Üst baş leş olmuş, dudağın sağ tarafı hem alttan hem üstten zımbalı.
Kucağıma alıyorum, göğsüme bastırıyorum, gurul gurul ötüyor. Buz kesmiş.

Ağlıyorum.
Şükrediyorum.
Aptal Sufle.
Canım Sufle.

marruu

8 Kasım 2008

Bu kadarı da “Vicdan”sızlık yani…


Ödül hikayesine çok prim vermem genelde; önemli olan performanstır, değil mi? Yoksa verilen ödüller zaten hiç bir zaman gerçekten öznel olamazlar. İnsan doğası bu; bir filme, bir performansa verilen ödül kişinin kendi algısına bağlı sonuçta. Algı dediğimiz şey de öyle çok uçlu bir şey ki...
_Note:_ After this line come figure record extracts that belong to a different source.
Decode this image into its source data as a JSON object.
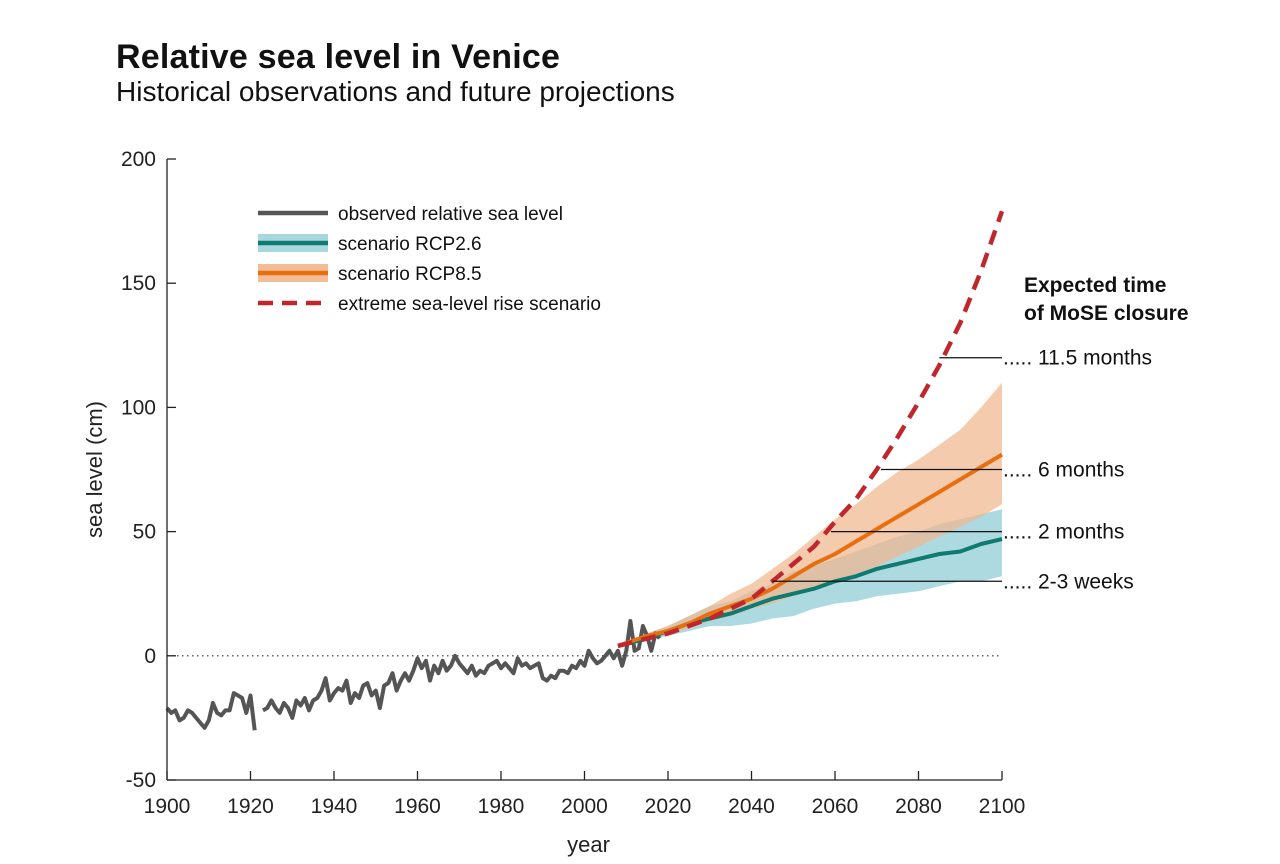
{
  "chart_data": {
    "type": "line",
    "title": "Relative sea level in Venice",
    "subtitle": "Historical observations and future projections",
    "xlabel": "year",
    "ylabel": "sea level (cm)",
    "xlim": [
      1900,
      2100
    ],
    "ylim": [
      -50,
      200
    ],
    "xticks": [
      1900,
      1920,
      1940,
      1960,
      1980,
      2000,
      2020,
      2040,
      2060,
      2080,
      2100
    ],
    "yticks": [
      -50,
      0,
      50,
      100,
      150,
      200
    ],
    "zero_reference_line": true,
    "colors": {
      "observed": "#555555",
      "rcp26": "#0e7a70",
      "rcp26_band": "#9fd3da",
      "rcp85": "#e86f10",
      "rcp85_band": "#f1b58c",
      "extreme": "#c0272d"
    },
    "legend": {
      "placement": "top-left",
      "entries": [
        {
          "key": "observed",
          "label": "observed relative sea level",
          "style": "line"
        },
        {
          "key": "rcp26",
          "label": "scenario RCP2.6",
          "style": "line-band"
        },
        {
          "key": "rcp85",
          "label": "scenario RCP8.5",
          "style": "line-band"
        },
        {
          "key": "extreme",
          "label": "extreme sea-level rise scenario",
          "style": "dashed"
        }
      ]
    },
    "series": [
      {
        "key": "observed",
        "name": "observed relative sea level",
        "segments": [
          {
            "x": [
              1900,
              1901,
              1902,
              1903,
              1904,
              1905,
              1906,
              1907,
              1908,
              1909,
              1910,
              1911,
              1912,
              1913,
              1914,
              1915,
              1916,
              1917,
              1918,
              1919,
              1920,
              1921
            ],
            "y": [
              -21,
              -23,
              -22,
              -26,
              -25,
              -22,
              -23,
              -25,
              -27,
              -29,
              -26,
              -19,
              -23,
              -24,
              -22,
              -22,
              -15,
              -16,
              -17,
              -23,
              -16,
              -30
            ]
          },
          {
            "x": [
              1923,
              1924,
              1925,
              1926,
              1927,
              1928,
              1929,
              1930,
              1931,
              1932,
              1933,
              1934,
              1935,
              1936,
              1937,
              1938,
              1939,
              1940,
              1941,
              1942,
              1943,
              1944,
              1945,
              1946,
              1947,
              1948,
              1949,
              1950,
              1951,
              1952,
              1953,
              1954,
              1955,
              1956,
              1957,
              1958,
              1959,
              1960,
              1961,
              1962,
              1963,
              1964,
              1965,
              1966,
              1967,
              1968,
              1969,
              1970,
              1971,
              1972,
              1973,
              1974,
              1975,
              1976,
              1977,
              1978,
              1979,
              1980,
              1981,
              1982,
              1983,
              1984,
              1985,
              1986,
              1987,
              1988,
              1989,
              1990,
              1991,
              1992,
              1993,
              1994,
              1995,
              1996,
              1997,
              1998,
              1999,
              2000,
              2001,
              2002,
              2003,
              2004,
              2005,
              2006,
              2007,
              2008,
              2009,
              2010,
              2011,
              2012,
              2013,
              2014,
              2015,
              2016,
              2017,
              2018
            ],
            "y": [
              -22,
              -21,
              -18,
              -21,
              -23,
              -19,
              -21,
              -25,
              -18,
              -20,
              -17,
              -22,
              -18,
              -17,
              -14,
              -9,
              -18,
              -15,
              -13,
              -14,
              -10,
              -19,
              -15,
              -17,
              -12,
              -11,
              -16,
              -14,
              -21,
              -12,
              -11,
              -7,
              -14,
              -10,
              -7,
              -10,
              -6,
              -1,
              -5,
              -2,
              -10,
              -4,
              -7,
              -2,
              -6,
              -4,
              0,
              -3,
              -5,
              -7,
              -4,
              -8,
              -6,
              -7,
              -4,
              -3,
              -2,
              -5,
              -3,
              -5,
              -7,
              -1,
              -4,
              -3,
              -5,
              -4,
              -3,
              -9,
              -10,
              -8,
              -9,
              -6,
              -6,
              -7,
              -4,
              -5,
              -2,
              -4,
              2,
              -1,
              -3,
              -2,
              0,
              2,
              -1,
              2,
              -4,
              2,
              14,
              2,
              3,
              12,
              8,
              2,
              9,
              7
            ]
          }
        ]
      },
      {
        "key": "rcp26",
        "name": "scenario RCP2.6",
        "x": [
          2008,
          2015,
          2020,
          2025,
          2030,
          2035,
          2040,
          2045,
          2050,
          2055,
          2060,
          2065,
          2070,
          2075,
          2080,
          2085,
          2090,
          2095,
          2100
        ],
        "y": [
          4,
          7,
          10,
          13,
          15,
          17,
          20,
          23,
          25,
          27,
          30,
          32,
          35,
          37,
          39,
          41,
          42,
          45,
          47
        ],
        "band_upper": [
          4,
          9,
          12,
          16,
          20,
          22,
          26,
          29,
          34,
          36,
          39,
          42,
          45,
          48,
          50,
          53,
          55,
          57,
          59
        ],
        "band_lower": [
          4,
          6,
          8,
          10,
          12,
          12,
          13,
          15,
          16,
          19,
          21,
          22,
          24,
          25,
          26,
          28,
          30,
          30,
          32
        ]
      },
      {
        "key": "rcp85",
        "name": "scenario RCP8.5",
        "x": [
          2008,
          2015,
          2020,
          2025,
          2030,
          2035,
          2040,
          2045,
          2050,
          2055,
          2060,
          2065,
          2070,
          2075,
          2080,
          2085,
          2090,
          2095,
          2100
        ],
        "y": [
          4,
          8,
          10,
          13,
          17,
          20,
          23,
          27,
          32,
          37,
          41,
          46,
          51,
          56,
          61,
          66,
          71,
          76,
          81
        ],
        "band_upper": [
          4,
          9,
          12,
          16,
          20,
          25,
          29,
          35,
          41,
          48,
          55,
          61,
          68,
          74,
          79,
          85,
          91,
          100,
          110
        ],
        "band_lower": [
          4,
          7,
          9,
          11,
          14,
          16,
          19,
          21,
          24,
          27,
          29,
          33,
          36,
          40,
          44,
          48,
          52,
          56,
          61
        ]
      },
      {
        "key": "extreme",
        "name": "extreme sea-level rise scenario",
        "x": [
          2008,
          2015,
          2020,
          2025,
          2030,
          2035,
          2040,
          2045,
          2050,
          2055,
          2060,
          2065,
          2070,
          2075,
          2080,
          2085,
          2090,
          2095,
          2100
        ],
        "y": [
          4,
          7,
          9,
          12,
          15,
          19,
          23,
          30,
          37,
          44,
          54,
          63,
          75,
          88,
          102,
          117,
          134,
          155,
          179
        ]
      }
    ],
    "annotation_heading": [
      "Expected time",
      "of MoSE closure"
    ],
    "annotations": [
      {
        "y": 120,
        "label": "11.5 months",
        "from_year": 2085
      },
      {
        "y": 75,
        "label": "6 months",
        "from_year": 2071
      },
      {
        "y": 50,
        "label": "2 months",
        "from_year": 2059
      },
      {
        "y": 30,
        "label": "2-3 weeks",
        "from_year": 2045
      }
    ],
    "annotation_leader": "....."
  }
}
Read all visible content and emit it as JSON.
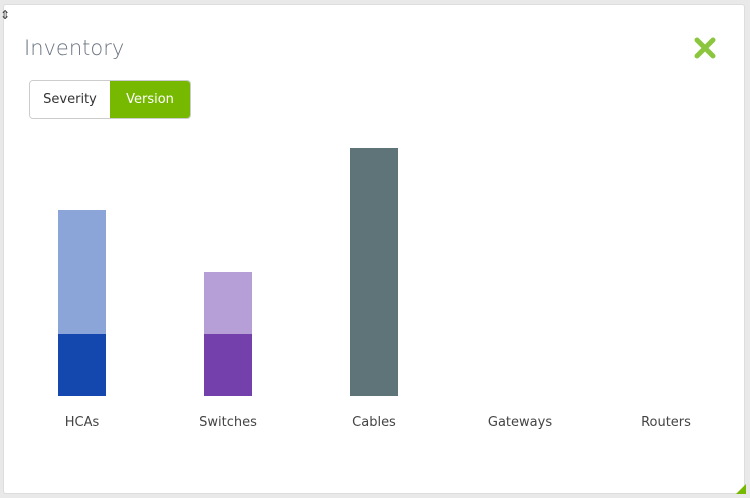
{
  "title": "Inventory",
  "toggle": {
    "options": [
      "Severity",
      "Version"
    ],
    "selected": "Version"
  },
  "icons": {
    "close": "close-x-icon",
    "resize": "resize-corner-icon"
  },
  "colors": {
    "accent": "#76b900",
    "close": "#8cc63f"
  },
  "chart_data": {
    "type": "bar",
    "stacked": true,
    "categories": [
      "HCAs",
      "Switches",
      "Cables",
      "Gateways",
      "Routers"
    ],
    "segments": [
      [
        {
          "value": 1,
          "color": "#1548ae"
        },
        {
          "value": 2,
          "color": "#8ba5d8"
        }
      ],
      [
        {
          "value": 1,
          "color": "#7340ac"
        },
        {
          "value": 1,
          "color": "#b59fd6"
        }
      ],
      [
        {
          "value": 4,
          "color": "#5f7479"
        }
      ],
      [],
      []
    ],
    "ylim": [
      0,
      4
    ],
    "grid": false,
    "legend": "none"
  }
}
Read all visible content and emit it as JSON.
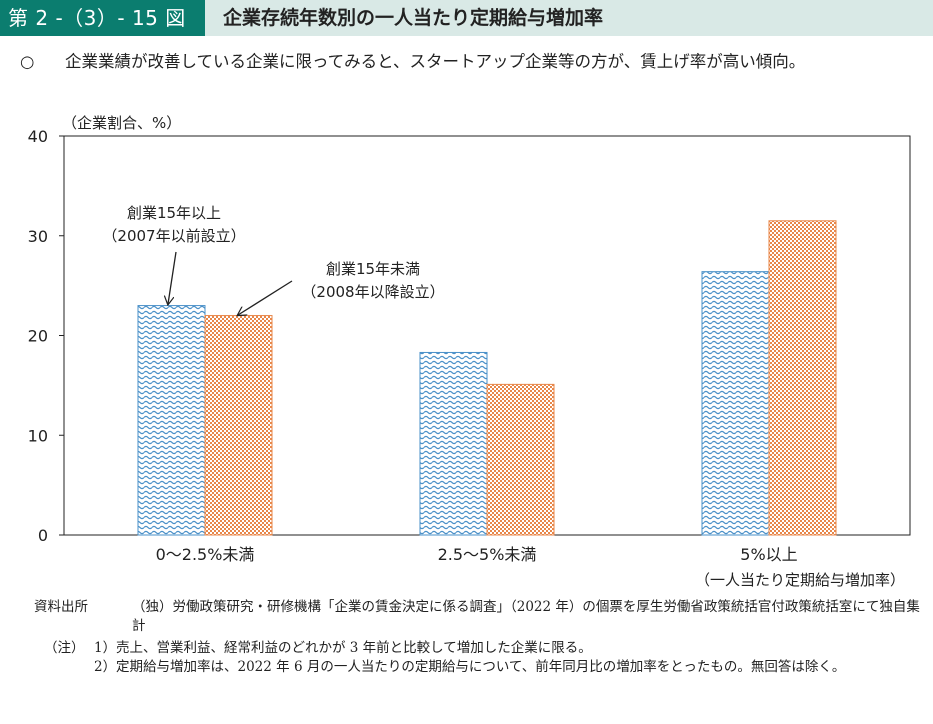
{
  "figure": {
    "label": "第 2 -（3）- 15 図",
    "title": "企業存続年数別の一人当たり定期給与増加率"
  },
  "summary": {
    "mark": "○",
    "text": "企業業績が改善している企業に限ってみると、スタートアップ企業等の方が、賃上げ率が高い傾向。"
  },
  "colors": {
    "header_bg": "#0b7d6f",
    "title_bg": "#d9e9e6",
    "series_1": "#4a90c8",
    "series_2": "#e8874a"
  },
  "chart_data": {
    "type": "bar",
    "unit_label": "（企業割合、%）",
    "categories": [
      "0～2.5%未満",
      "2.5～5%未満",
      "5%以上"
    ],
    "x_caption": "（一人当たり定期給与増加率）",
    "ylim": [
      0,
      40
    ],
    "yticks": [
      0,
      10,
      20,
      30,
      40
    ],
    "grid": false,
    "series": [
      {
        "name_line1": "創業15年以上",
        "name_line2": "（2007年以前設立）",
        "values": [
          23.0,
          18.3,
          26.4
        ]
      },
      {
        "name_line1": "創業15年未満",
        "name_line2": "（2008年以降設立）",
        "values": [
          22.0,
          15.1,
          31.5
        ]
      }
    ]
  },
  "footer": {
    "source_label": "資料出所",
    "source_text": "（独）労働政策研究・研修機構「企業の賃金決定に係る調査」（2022 年）の個票を厚生労働省政策統括官付政策統括室にて独自集計",
    "notes_label": "（注）",
    "notes": [
      {
        "num": "1）",
        "text": "売上、営業利益、経常利益のどれかが 3 年前と比較して増加した企業に限る。"
      },
      {
        "num": "2）",
        "text": "定期給与増加率は、2022 年 6 月の一人当たりの定期給与について、前年同月比の増加率をとったもの。無回答は除く。"
      }
    ]
  }
}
Dedim ve derim yine. Ama ödüllere de saygıda kusur etmemeye çalışırım. Oradaki koltuklardaki insanlar herhalde belli bir birikimi, deneyimi, görgüsü olmadan oraya oturmaya cesaret edemezler, yüzleri tutmaz, vardır bir bildikleri diye düşünürüm...

Düşünürüm düşünmesine de... Altın Portakal’ın Nurgül hanıma hangi bağlamda verildiğini de filmi gördüğüm günden beri düşünür dururum. Filme gideli iki hafta oldu, ben hala mongol moddayım. En ufak bir mantık ilişkisi kuramamak insanı cidden çok yoruyor bu bağlamda.

Hani filmde vicdan kavramıyla en ufak bir şey olsa, yine diyeceğim ki bu kadar zor bir kavramı bak nasıl yansıtmışlar. Koca desen Nurgül’le ilişki yaşıyor ama bunun en ufak bir vicdani yükünü taşıyor gibi görünmüyor. “Sevmediğim kadınla evlenmişim, Nurgül’le yaşadıklarımı cümle alem biliyor, karımın da, sevdiğimin de gururunu kırıyorum,” gibi bir muhakeme yaptığı yok. “Topluma karşı iki kadını da küçük düşürüyorum, ne vicdansızım ben,” de demiyor. Daha ziyade damızlık bir boğa gibi. Üzerinde atleti dolanıp duruyor.

Nurgül hanımda da bu kavramdan eser yok. Ve o ne arsızlıktır, o ne cart-cart ses ve hal tavırdır ki, bu kaçıncı filmi seyrettiğim, her bir film boyunca oradaki karakteriyle gerçek insanı ayırt etmekte her seferinde zorlandım desem biraz terbiye sınırlarını aşmış olucam, özür diliyorum şimdiden. Sevdiği adam başkasıyla evlendiği için en küçük bir duygusal sıkıntı yaşamayan, adamın karısıyla arkadaşlık kurarken yüzü bile kızarmayan ya da yönetmen yırtınsa da bunları gösteremeyen bir portre çiziyor filmde. Taş ruhlu- taş kalpli bir kadın. Ve taş suratlı.

Karakterizasyonun zayıflığı bir yana, filmin genel akışı da son derece kopuktu. Neden kurulduğu anlaşılamayan cümleler, lise tiyatro grubunun bir öğle sonrası serbest çalışmasını andıran doğaçlama diyaloglar, aynı sığır erkeğin kadını olma kaderini paylaştığı için aslında muhteşem bir duygusal ortaklık şöleni sunabilecekken yüzeysel bir yakınlık ve hatta anlamsız tensel temaslarla sınırlı kalan bir ‘iki-kadın’ dostluğu. Dostluk demeye bin şahit isteyen.

Diğer tarafta manasız bir cinsel şiddet; örneğin neden olduğu anlaşılamayan bir araba içi sevişmesi ve hemen ardından adamın oradan ayrılıvermesi. Kadının ortada kalakalması. Tutku muydu o araba içi sevişmesinin sebebi? Kırıntısını bile bulamadım ben, bulan beri gelsin.

Uzun zamandır beni en çok hayal kırıklığına uğratan film oldu bu.